Treasury Laws Amendment (Tax Reform No. 1) Bill 2026, Income Tax Rates Amendment (Tax Reform No. 1) Bill 2026
Ms WATSON-BROWN (Ryan) (09:56): This bill, seemingly, has no friends. On one hand, the Greens have been campaigning for property tax concession reform for a long time. It's clearly necessary to wind back these concessions if we are going to fix the housing crisis, but we also need investment in public housing and renters' rights reform.
However, the reforms that we've been presented clearly have many loopholes that advantage existing property owners over young people trying to enter the property market. Why should these tax concessions be grandparented for people with five, 15 or 50 properties? If this reform is actually going to have an impact on the housing crisis, those people cannot be encouraged to hold on to their dozens of properties.
But that's what these reforms as drafted will incentivise. Young Australians are not cheering for this package of reforms, because they've watched the property ladder being pulled up before their eyes. Another really serious concern is the broad, sweeping ministerial powers that this legislation gives the Treasurer.
Then there are the changes to tax concessions for non-housing assets. The government has failed to communicate with the public about these changes, leaving the door open—as we've seen—for a massive campaign against them by big business, start-up founders and people invested in shares—people earning a passive income from simply owning assets shouldn't be taxed at a lower rate than people earning an income from working.
I don't think that that should be controversial to say. What gets a little more complex is the situation where people who might be earning an income from work are supplementing that with earnings from non-housing assets. Many people doing this are quite wealthy, but certainly not everyone.
I can totally understand why young people who feel locked out of the housing market and may have resorted to assets like shares to save up for a deposit would feel that they're getting the rug pulled out from under them. I do think that that's understandable. I've also been hearing from many of my constituents—some retirees, some small-business owners, and many others concerned about potential unintended consequences—that the government simply has not been able to explain or to justify its proposed changes to these concerned people.
So where are we left on this bill? It's going to a Senate inquiry where these issues will be examined, as they should be. It's important we let that process play out.

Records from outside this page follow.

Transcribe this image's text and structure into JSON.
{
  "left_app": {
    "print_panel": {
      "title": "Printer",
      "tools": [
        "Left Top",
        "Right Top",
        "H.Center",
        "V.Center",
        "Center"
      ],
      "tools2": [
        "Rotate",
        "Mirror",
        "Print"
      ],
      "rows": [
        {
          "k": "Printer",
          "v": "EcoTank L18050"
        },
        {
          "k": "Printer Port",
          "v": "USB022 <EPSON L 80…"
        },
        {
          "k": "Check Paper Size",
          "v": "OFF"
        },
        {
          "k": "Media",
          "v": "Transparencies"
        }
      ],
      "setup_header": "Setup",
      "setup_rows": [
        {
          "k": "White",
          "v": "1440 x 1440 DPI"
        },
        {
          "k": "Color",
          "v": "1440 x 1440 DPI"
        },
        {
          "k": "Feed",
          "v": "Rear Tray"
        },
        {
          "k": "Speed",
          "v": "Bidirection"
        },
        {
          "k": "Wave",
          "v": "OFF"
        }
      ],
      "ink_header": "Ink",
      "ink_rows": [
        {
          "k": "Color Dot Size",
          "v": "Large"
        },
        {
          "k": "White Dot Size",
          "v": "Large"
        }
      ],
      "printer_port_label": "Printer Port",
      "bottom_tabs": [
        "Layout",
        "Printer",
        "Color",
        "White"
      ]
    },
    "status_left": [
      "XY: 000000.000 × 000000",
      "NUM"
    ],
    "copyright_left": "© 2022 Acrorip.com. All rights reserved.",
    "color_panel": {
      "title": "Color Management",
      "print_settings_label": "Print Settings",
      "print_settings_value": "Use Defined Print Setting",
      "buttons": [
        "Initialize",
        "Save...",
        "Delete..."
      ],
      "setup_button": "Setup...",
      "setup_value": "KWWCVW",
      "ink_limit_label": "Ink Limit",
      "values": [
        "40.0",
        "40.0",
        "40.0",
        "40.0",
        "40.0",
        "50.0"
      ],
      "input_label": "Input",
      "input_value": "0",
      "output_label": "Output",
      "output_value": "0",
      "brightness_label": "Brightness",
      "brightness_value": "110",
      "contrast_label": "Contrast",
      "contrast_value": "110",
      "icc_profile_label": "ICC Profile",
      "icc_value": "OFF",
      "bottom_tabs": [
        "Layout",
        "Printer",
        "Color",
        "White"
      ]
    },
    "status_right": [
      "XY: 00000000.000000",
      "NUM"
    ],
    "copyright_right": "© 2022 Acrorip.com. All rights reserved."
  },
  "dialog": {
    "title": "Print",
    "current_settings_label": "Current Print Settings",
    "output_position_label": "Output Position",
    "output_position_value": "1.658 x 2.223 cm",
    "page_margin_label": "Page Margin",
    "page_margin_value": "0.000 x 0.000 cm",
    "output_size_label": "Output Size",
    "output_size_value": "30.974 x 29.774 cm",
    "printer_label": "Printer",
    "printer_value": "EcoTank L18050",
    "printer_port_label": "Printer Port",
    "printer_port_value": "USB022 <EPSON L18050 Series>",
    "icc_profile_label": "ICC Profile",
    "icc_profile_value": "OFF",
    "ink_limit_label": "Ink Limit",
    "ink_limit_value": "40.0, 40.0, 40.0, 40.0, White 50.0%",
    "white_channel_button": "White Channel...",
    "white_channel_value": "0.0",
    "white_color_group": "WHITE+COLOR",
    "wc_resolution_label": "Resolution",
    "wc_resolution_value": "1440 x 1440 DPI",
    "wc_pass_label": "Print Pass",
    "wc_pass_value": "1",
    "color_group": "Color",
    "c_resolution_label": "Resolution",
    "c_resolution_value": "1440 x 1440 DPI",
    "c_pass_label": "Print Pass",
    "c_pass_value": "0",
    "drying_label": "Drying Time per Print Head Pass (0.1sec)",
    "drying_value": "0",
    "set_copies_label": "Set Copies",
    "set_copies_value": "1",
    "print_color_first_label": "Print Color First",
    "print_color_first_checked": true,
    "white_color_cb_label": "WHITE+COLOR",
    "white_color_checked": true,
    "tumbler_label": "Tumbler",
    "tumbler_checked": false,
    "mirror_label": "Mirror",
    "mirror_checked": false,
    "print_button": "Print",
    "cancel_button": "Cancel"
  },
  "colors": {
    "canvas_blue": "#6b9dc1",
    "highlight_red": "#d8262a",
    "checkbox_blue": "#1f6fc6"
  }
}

What we ultimately want to see is the billionaires, the ultrawealthy and the one per cent who are earning a huge amount from simply watching assets grow paying their fair share, but let's make sure that is actually what this bill will achieve. The Greens will be supporting this bill in the House. The government has the numbers, and the bill's clearly going to pass.
But I want to make very clear that we will be reserving our position in the Senate.